Brilliant Investment Strategy #3: Change
“You can’t suddenly say, ‘I want a brand new habit tomorrow,’ and expect it to be easy and effortless.” -Charles Duhigg
Sometimes it’s hard for an old guy like me to think about change. It’s uncomfortable. It’s intimidating. We all have our ways of getting into routines and habits. We like what we like; we do what we do. Sometimes we don’t even know what our routines are or how important they are to us until something, or somebody, interrupts them. In many ways, these routines are just fine. They’re normal. They keep us steady and civil.
When it comes to investing, the same thing can be said. Our routines with our money can be stabilizing, keeping us from impulsive decisions when news broadcasts or dooms-dayers (who sometimes are the same thing) try to get us to panic. It’s good to have a financial strategy and stick with it because it helps us weather uncertain times.

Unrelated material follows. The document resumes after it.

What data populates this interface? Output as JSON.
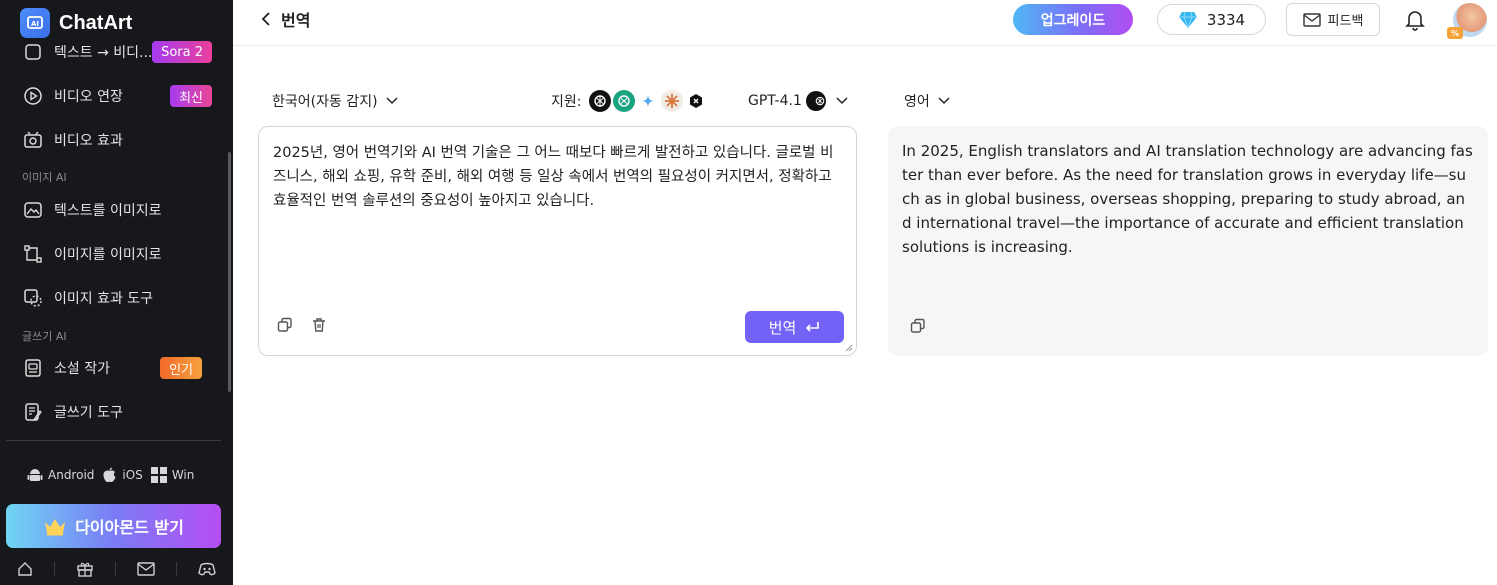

But our routines can also hurt us.
They can be the difference between loss and growth; between stagnancy and opportunity. They can keep us from doing what’s best because of our fear of what’s unknown and they can blind us to what’s best.
This is why we need to learn to adapt. Adapting, in terms of investing, doesn’t mean jumping at new shiny investment opportunities or philosophies of financial management that come along. Adapting, instead, means making strategic, thoughtful moves with your money when the market and your personal situation give you the opportunity, or the responsibility, to do so. Adapting means taking steps to start investing when you’ve never really taken it seriously. It means doing what needs to be done to move on from bad financial decisions from your past. It means having the wisdom to know when you have to course-correct along the way. It means learning to be driven by vision, purpose, and wisdom in new ways.
Adapting means making the right moves even if you’ve not made those moves in the past.
Perhaps you’ve not surrounded yourself with the right financial advisors. Perhaps you’re not where you think you should be by now. Perhaps you have bad financial habits. Perhaps you’ve spent more time regretting your financial past than preparing for your financial future. Wherever you are, maybe it’s time for you to adapt to your situation. Maybe it’s time to put a little bit more toward saving or investing. Maybe it’s time to meet with an advisor and make a detailed plan. Maybe it’s time to learn investing in a way you’ve never learned it. Maybe it’s time to adapt.
When it comes to financial planning, change isn’t bad, even if it can be scary. But it has to be the right kind of change. So make the choice to develop better habits. Surround yourself with the right financial support team. It will guide you with wisdom. Set a financial course and stick to it, until it’s time to correct that course along the way. It will give you a standard by which you can measure future decisions. And don’t be afraid to build new financial habits.